"My dad worked at the Guantanamo Naval Base; he was a Communications Engineer. Dad had his own opinions, condemned by those who held different views. It was for these very ideas that he was imprisoned, leaving me alone with my mother. They sent him to Mazorra, where he spent eight long years. Dad shared that at the Mazorra Psychiatric Hospital in Havana, the upper part housed the more docile patients, while the lower part had prison cells. Political prisoners were placed alongside dangerously insane individuals. He described how they spat their food on them. Another detail he revealed was that every other day, they subjected them to electroshocks. A large room with a central prison-like cubicle with bars housed all the prisoners. They would drench them with cold water, an unimaginable ordeal, brother. And on alternate days, they administered electroshocks—they were unbearable. The prisoners would cry, be forcefully taken, thrown on the floor. I heard that the first punch struck them here [jaw], and the second here [temple]. This was the misery they endured, and when they mentioned José Luis Correa Medina, he collapsed, and when they hit him, the world went black.”

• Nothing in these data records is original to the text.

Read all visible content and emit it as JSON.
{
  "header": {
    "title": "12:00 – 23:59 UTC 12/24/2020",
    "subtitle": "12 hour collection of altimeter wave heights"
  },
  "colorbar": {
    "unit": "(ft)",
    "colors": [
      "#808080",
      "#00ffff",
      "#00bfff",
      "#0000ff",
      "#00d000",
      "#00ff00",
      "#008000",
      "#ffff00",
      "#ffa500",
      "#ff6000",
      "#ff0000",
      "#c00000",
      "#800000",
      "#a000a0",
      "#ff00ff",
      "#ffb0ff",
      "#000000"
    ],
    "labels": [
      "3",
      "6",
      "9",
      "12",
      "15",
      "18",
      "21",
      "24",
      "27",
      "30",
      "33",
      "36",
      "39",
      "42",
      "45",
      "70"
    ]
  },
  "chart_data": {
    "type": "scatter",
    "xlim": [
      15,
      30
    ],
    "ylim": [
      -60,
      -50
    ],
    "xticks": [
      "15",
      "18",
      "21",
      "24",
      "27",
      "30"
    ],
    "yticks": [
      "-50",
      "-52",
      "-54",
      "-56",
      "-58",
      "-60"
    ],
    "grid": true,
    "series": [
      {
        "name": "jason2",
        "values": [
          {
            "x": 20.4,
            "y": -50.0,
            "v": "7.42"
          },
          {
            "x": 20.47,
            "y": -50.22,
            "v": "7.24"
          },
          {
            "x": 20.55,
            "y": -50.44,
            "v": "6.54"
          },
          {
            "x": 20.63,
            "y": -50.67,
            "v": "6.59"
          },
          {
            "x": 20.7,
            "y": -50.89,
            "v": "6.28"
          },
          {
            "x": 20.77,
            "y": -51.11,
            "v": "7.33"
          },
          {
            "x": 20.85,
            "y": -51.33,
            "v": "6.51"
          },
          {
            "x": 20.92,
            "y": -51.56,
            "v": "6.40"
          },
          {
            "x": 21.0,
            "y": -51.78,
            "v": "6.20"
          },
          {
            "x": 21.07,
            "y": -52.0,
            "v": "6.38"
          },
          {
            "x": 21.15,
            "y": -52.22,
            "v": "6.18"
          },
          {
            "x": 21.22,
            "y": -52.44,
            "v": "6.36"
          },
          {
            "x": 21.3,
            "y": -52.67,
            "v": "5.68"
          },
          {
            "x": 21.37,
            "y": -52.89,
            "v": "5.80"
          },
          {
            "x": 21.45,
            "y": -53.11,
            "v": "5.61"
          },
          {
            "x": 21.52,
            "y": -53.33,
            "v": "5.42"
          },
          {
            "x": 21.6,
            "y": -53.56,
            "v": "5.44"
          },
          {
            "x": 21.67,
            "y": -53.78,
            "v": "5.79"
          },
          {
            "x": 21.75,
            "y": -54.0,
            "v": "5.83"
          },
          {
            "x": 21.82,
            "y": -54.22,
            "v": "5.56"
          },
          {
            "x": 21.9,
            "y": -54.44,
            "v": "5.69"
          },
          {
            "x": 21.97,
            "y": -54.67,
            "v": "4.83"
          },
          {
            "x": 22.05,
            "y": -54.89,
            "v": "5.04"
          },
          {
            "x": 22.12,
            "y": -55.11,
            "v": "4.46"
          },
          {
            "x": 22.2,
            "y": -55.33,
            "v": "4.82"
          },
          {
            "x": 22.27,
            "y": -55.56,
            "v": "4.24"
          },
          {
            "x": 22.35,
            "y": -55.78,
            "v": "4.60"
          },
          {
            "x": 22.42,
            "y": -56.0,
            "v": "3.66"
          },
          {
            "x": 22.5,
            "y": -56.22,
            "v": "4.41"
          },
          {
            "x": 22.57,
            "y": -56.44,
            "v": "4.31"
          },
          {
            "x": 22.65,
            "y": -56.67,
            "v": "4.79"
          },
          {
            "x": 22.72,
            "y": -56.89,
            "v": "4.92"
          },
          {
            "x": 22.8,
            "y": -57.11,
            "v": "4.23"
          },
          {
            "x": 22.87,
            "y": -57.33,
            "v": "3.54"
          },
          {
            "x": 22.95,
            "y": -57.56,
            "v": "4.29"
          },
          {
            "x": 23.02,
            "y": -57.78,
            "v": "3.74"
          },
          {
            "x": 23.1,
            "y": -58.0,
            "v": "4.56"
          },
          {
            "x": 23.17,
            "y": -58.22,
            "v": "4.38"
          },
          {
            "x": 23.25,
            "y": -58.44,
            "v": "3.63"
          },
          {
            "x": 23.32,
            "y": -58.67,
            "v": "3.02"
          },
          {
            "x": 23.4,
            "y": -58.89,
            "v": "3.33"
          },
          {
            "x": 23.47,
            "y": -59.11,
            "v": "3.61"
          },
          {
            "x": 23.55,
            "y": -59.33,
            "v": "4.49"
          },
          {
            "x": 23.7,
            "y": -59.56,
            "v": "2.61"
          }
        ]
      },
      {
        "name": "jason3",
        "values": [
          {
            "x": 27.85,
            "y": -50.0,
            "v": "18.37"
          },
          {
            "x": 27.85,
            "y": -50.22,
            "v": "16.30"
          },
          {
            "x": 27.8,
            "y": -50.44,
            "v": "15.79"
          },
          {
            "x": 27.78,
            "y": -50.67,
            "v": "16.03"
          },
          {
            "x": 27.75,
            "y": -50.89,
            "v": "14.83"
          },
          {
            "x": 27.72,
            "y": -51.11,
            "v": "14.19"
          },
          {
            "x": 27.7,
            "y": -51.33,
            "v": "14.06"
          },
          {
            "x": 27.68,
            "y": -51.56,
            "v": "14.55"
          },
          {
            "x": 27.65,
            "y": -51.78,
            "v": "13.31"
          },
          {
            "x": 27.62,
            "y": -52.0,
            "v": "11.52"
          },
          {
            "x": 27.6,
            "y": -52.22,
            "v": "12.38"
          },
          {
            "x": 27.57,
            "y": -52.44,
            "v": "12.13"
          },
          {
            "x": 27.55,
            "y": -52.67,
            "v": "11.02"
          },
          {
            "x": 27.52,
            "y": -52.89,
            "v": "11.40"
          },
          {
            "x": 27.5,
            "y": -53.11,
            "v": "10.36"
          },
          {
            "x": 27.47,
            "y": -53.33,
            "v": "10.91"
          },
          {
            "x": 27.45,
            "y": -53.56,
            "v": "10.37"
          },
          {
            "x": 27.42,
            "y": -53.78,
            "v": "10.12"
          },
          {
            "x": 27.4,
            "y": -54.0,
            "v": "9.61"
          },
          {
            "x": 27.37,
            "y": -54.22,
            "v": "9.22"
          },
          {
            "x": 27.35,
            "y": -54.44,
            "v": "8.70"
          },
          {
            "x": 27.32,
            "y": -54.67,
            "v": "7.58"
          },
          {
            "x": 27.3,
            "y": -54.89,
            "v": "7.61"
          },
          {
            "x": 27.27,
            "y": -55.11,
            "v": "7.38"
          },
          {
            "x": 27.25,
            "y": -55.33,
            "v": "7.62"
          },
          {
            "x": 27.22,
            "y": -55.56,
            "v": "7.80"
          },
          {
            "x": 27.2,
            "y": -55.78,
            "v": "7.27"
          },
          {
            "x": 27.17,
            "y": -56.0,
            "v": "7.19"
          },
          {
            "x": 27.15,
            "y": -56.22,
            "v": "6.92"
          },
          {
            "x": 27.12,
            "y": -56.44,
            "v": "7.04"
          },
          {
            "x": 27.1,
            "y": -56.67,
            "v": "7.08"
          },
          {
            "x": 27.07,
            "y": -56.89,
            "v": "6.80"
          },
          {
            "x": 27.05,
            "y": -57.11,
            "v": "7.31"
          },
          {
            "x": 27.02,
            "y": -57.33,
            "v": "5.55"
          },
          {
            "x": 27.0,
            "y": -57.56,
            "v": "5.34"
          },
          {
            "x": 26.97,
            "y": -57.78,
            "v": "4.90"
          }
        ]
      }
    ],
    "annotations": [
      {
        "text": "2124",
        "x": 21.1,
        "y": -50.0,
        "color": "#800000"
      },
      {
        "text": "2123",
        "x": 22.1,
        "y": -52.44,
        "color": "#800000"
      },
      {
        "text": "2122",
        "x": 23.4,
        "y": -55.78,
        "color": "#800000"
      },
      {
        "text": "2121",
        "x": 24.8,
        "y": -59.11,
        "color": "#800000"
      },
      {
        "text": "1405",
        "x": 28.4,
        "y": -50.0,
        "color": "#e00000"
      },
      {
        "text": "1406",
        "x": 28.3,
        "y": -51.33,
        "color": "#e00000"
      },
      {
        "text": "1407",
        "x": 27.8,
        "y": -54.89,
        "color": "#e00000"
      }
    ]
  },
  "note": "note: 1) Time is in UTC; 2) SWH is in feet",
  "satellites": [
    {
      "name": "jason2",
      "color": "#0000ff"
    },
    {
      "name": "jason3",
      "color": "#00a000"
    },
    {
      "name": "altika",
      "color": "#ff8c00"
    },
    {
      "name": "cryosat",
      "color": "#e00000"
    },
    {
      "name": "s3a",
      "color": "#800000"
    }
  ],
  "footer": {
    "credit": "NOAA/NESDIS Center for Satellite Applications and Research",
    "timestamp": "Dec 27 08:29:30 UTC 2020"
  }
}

"The people of this country will always be pressured by the government, or by whoever, however, in whatever way. The human nature in here is not good, brother. The moment they notice someone holding ideas contrary to what they believe a person should think, or ideas different from what they instill, these very people grab you and make sure to report even the slightest thing to the President [of the Committee for the Defense of the Revolution]. They marginalize you, push you aside. You are not accepted, for them, you are... I've sealed myself off in my house, and now I'm putting up a fence all around it so that everyone stays outside. I don't want to deal with people, brother. All they do is cause harm. They approach you because they want to pry into your life, to know what you're up to. Since I live in isolation, people only know that I bring in vinyl because I'm working on my shoe store, but they know nothing else because I keep my house closed. And that irritates them. In this neighborhood, people despise me because I stick to the same beliefs as my dad; I share the same thoughts as him."
José Ángel Correa Pardo was born on May 29, 1973, in Guantánamo, Cuba, and spent most of his childhood alone with his mother, as his father faced repeated imprisonments. His father Jose Luis Correa Medina worked as a Communications Engineer at the Guantanamo Bay Naval Base and was very critic of the Cuban communist regime. As a possible threat, he was accused of spying for the CIA, and sentenced to 8 years of imprisonment. He spent time in several prisons, including the Havana Psychiatric Hospital Comandante Doctor Eduardo Bernabé Ordaz Ducunge, better known as Mazorra. There, the Cuban regime subjected political prisoners to harsh conditions, placing them in rooms with the most severe psychiatric patients and subjecting them to torment with cold water hoses and electroshocks. Meanwhile, José Ángel and his mother had to support themselves. His mother worked in the hospital and to supplement their income she was making homemade aguardiente. José Ángel grew up as a rebellious boy in a hostile environment, focused against his family, restricting his musical pursuits under the pretext of enrollment shortages. Also, the family had to endure constant home inspections. Frustrated by these circumstances, José Ángel distanced himself from others, embracing the shoe business taught to him by his father to earn a livelihood. Eventually, he made the decision to emigrate, successfully navigating his way out.